Exit und Dignitas haben längst grausam vorexerziert, wie man Töten in „selbstbestimmtes“ Sterben verwandeln kann: Der „Ethiker“ Klaus Peter Rippe zauberte für Exit mit Links ein Gutachten aus der Feder, dass sich psychisch Kranke „selbstbestimmt“ umbringen können. Wie praktisch für die Versicherungen, dass die Teuren sich via selbstbestimmtem Frühableben selbst aus der Bilanz verabschieden! Wer weiss noch, wie Binding und Hoche 1920 – lange vor Hitlers Gaskammern und im gleichen Ton wie Rippe – in ihrer furchtbaren Schrift „Vernichtung lebensunwerten Lebens“ von „beachtlichen Fällen von Einwilligungsfähigkeit bei Geisteskranken“ schwafelten? Bei der Ärztekonferenz in Berlin, auf der den Ärzten die Tötung von über 100 000 Kranken angetragen wurde, knallte der Sitzungsleiter als erstes die „Vernichtung lebensunwerten Lebens“ auf dem Tisch – Handlungsanweisung für die „neue grosse Zeit“.

Menschenversuche und Euthanasie im Dritten Reich haben der Menschheit grausam gezeigt, dass die Gleichsetzung von Forschungsfreiheit und Menschenwürde im Morden endet. Die Nürnberger Prozesse haben sub spezie aeternitatis festgeschrieben, dass niemals mehr der Mensch Mittel zum Zweck irgendwelcher „Forscher“ (oder „Wirtschaftsstandorte“, wie es Felix Gutzwiler in der Ratsdebatte zynisch formulierte) werden darf. Zu allen Zeiten an allen Orten. Woran sonst sollten wir denn Verbrechen von selbstherrlich gewordenen Forschern messen? Der Mensch hat keinen Preis, sondern eine Würde. Der Mensch darf nie als Mittel zum Zweck gebraucht werden. Er darf nicht verkauft, verschenkt, verliehen, gebraucht oder irgendwelchen anderen Interessen ausgeliefert werden. Das ist die humane Staatsräson einer Demokratie, die wir aus dem Dritten Reich gelernt haben. Welcher politischen Amnesie wurde sie geopfert, dass diese Initiative alle parlamentarischen Hürden nahm? Wie kommen Bundesbeamte aus dem BAG dazu zu sagen, niemand wisse genau, was Würde sei?

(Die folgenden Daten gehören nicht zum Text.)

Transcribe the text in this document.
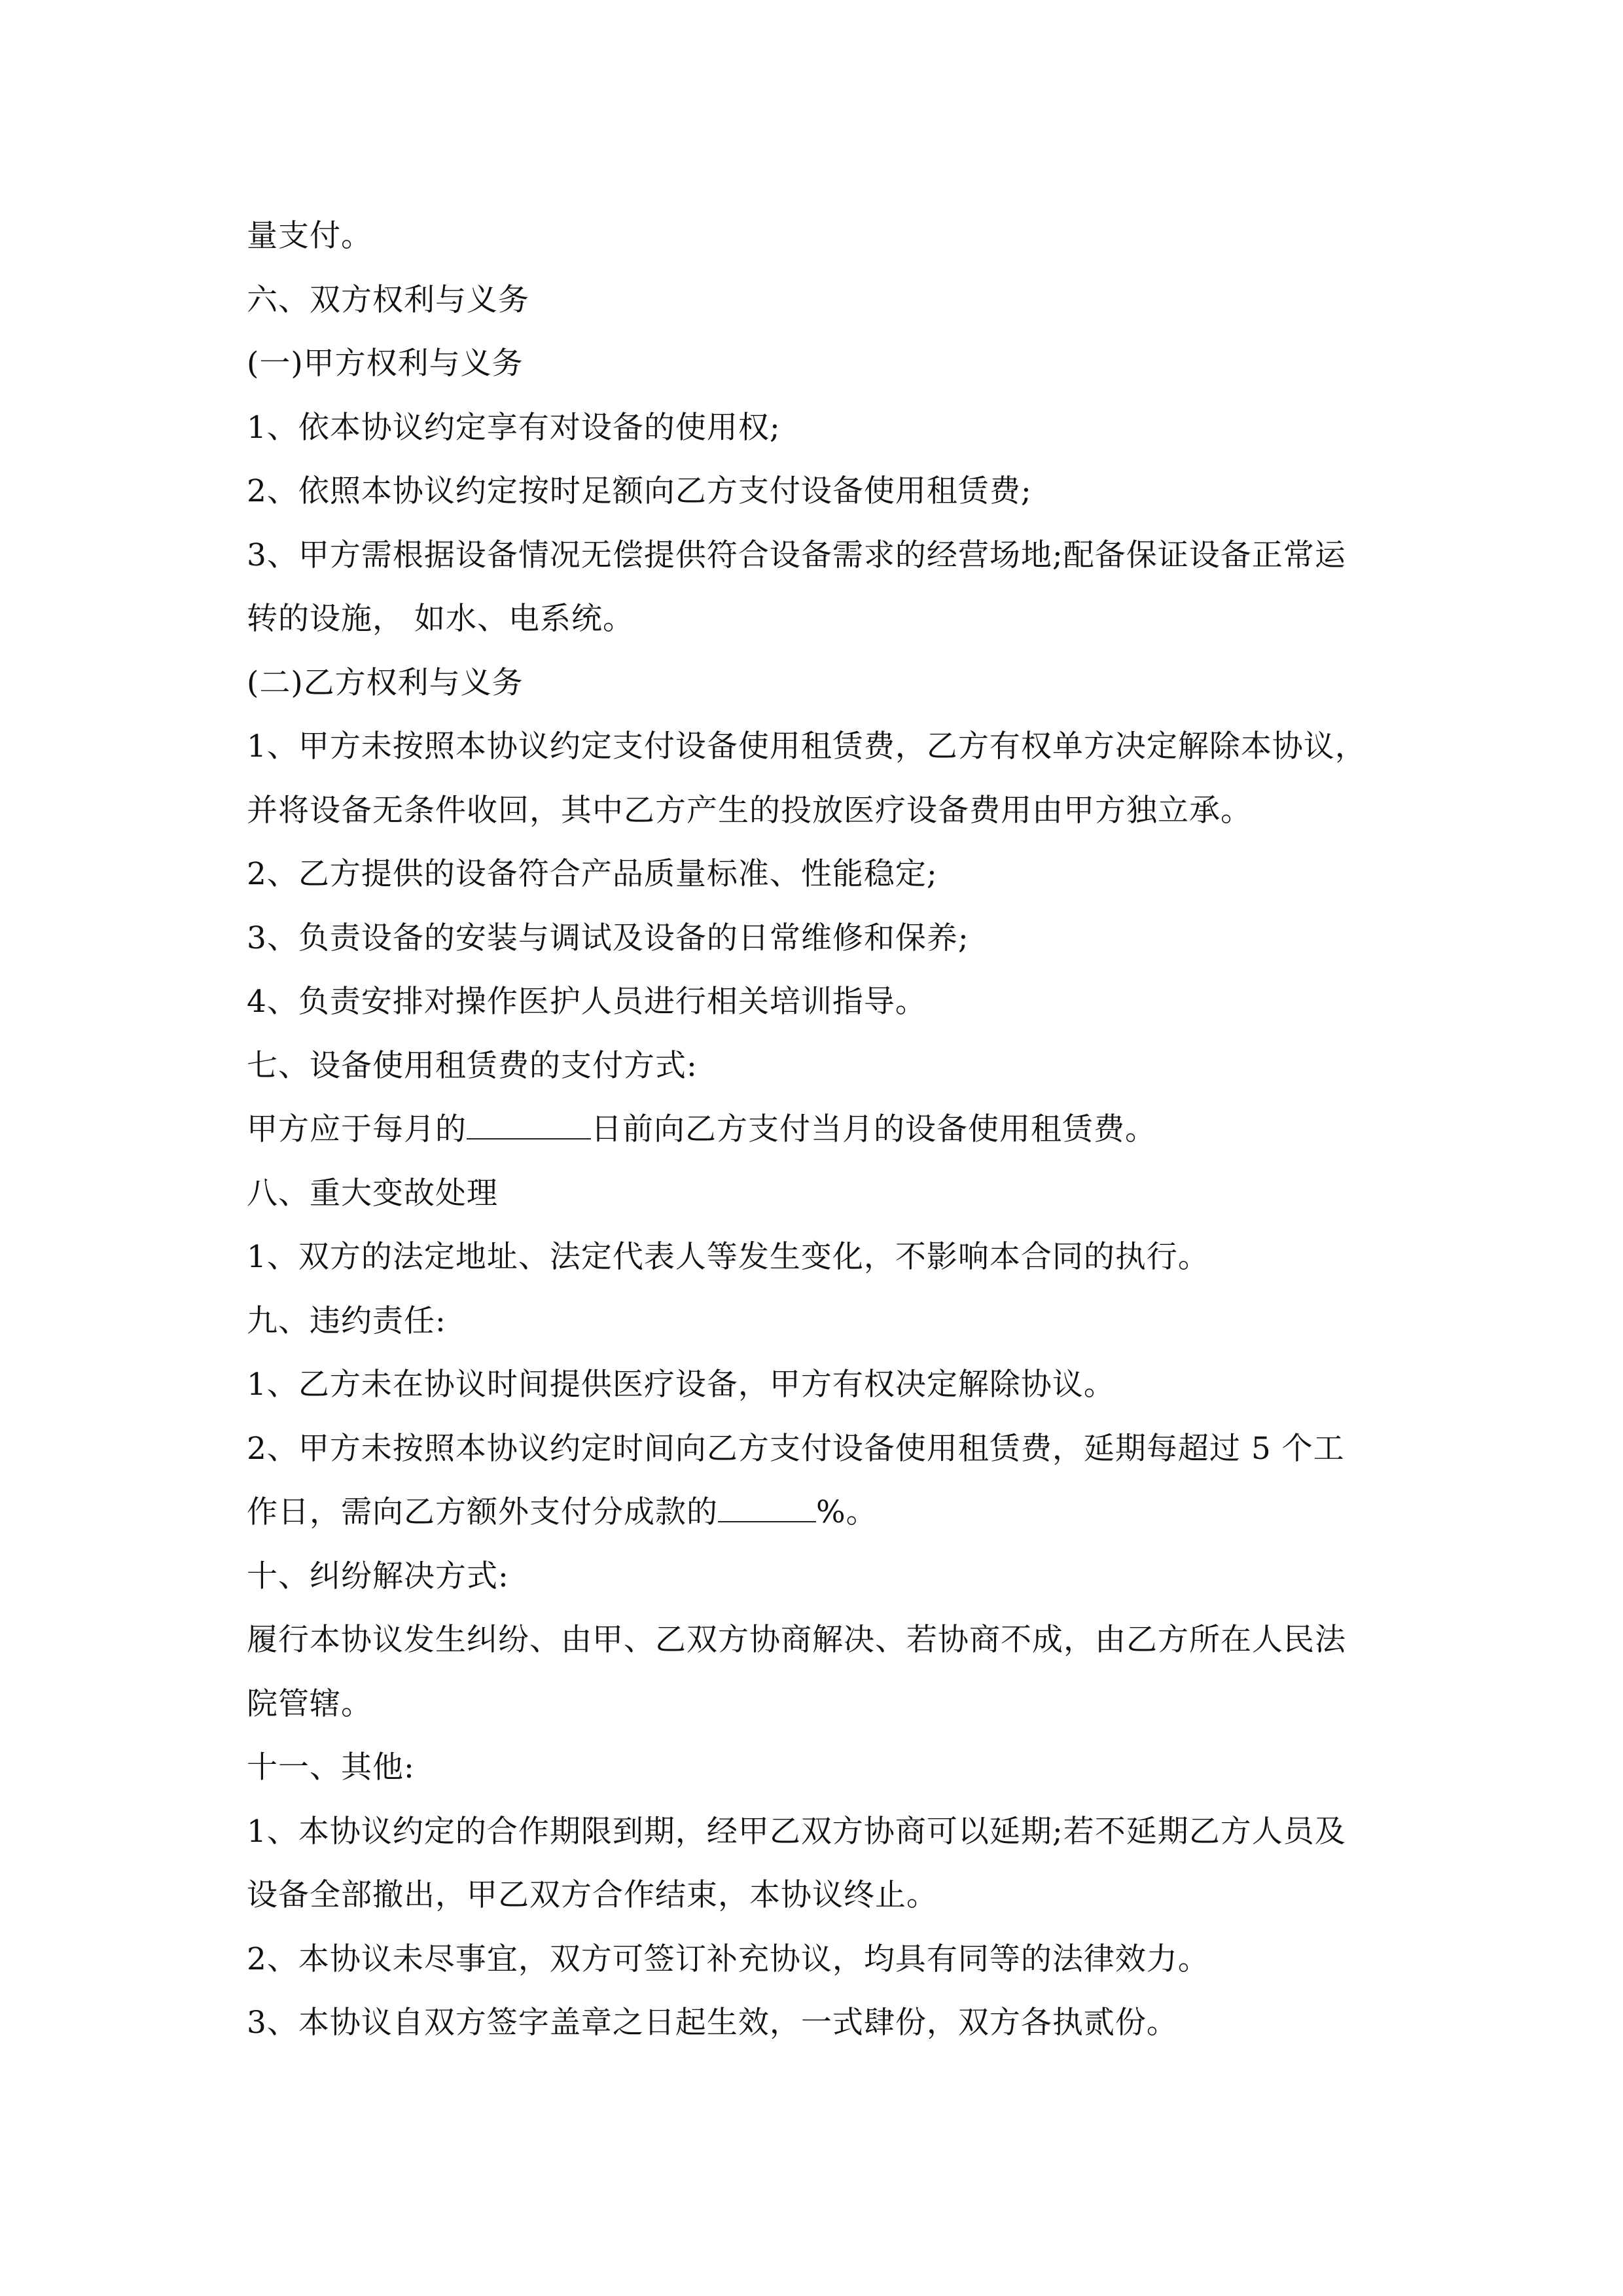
量支付。
六、双方权利与义务
(一)甲方权利与义务
1、依本协议约定享有对设备的使用权;
2、依照本协议约定按时足额向乙方支付设备使用租赁费;
3、甲方需根据设备情况无偿提供符合设备需求的经营场地;配备保证设备正常运
转的设施， 如水、电系统。
(二)乙方权利与义务
1、甲方未按照本协议约定支付设备使用租赁费，乙方有权单方决定解除本协议，
并将设备无条件收回，其中乙方产生的投放医疗设备费用由甲方独立承。
2、乙方提供的设备符合产品质量标准、性能稳定;
3、负责设备的安装与调试及设备的日常维修和保养;
4、负责安排对操作医护人员进行相关培训指导。
七、设备使用租赁费的支付方式:
甲方应于每月的	日前向乙方支付当月的设备使用租赁费。
八、重大变故处理
1、双方的法定地址、法定代表人等发生变化，不影响本合同的执行。
九、违约责任:
1、乙方未在协议时间提供医疗设备，甲方有权决定解除协议。
2、甲方未按照本协议约定时间向乙方支付设备使用租赁费，延期每超过 5 个工
作日，需向乙方额外支付分成款的	%。
十、纠纷解决方式:
履行本协议发生纠纷、由甲、乙双方协商解决、若协商不成，由乙方所在人民法
院管辖。
十一、其他:
1、本协议约定的合作期限到期，经甲乙双方协商可以延期;若不延期乙方人员及
设备全部撤出，甲乙双方合作结束，本协议终止。
2、本协议未尽事宜，双方可签订补充协议，均具有同等的法律效力。
3、本协议自双方签字盖章之日起生效，一式肆份，双方各执贰份。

Wir haben hier in diesem Artikel die Verbindung zum Dritten Reich selbst gezogen, wie sie sich aus der Initiative von ganz alleine ergibt. Deutsche sind vielleicht hellhöriger im Herzen bei derartigen Tönen, wie sie die Initiative anschlägt. Wenn des einen Vater 1956 gebrochen aus sibirischer Gefangenschaft zurückkehrte oder des anderen Vater  nach 1945 nachts regelmässig 35 Jahre lang weiter töten musste, bis er starb, liest man manchmal manches anders. Man sieht die Anfänge: „Klein“ fängt es an mit der Abwägung der Würde gegen die Forschungsfreiheit, und es endet bei den Mengeles und Bormanns. Die Geschichte hat unserer Generation diese Lehre blutig ins Lebensbuch geschrieben, dass die Menschenwürde nicht gegen die Forschungsfreiheit abgewogen werden darf.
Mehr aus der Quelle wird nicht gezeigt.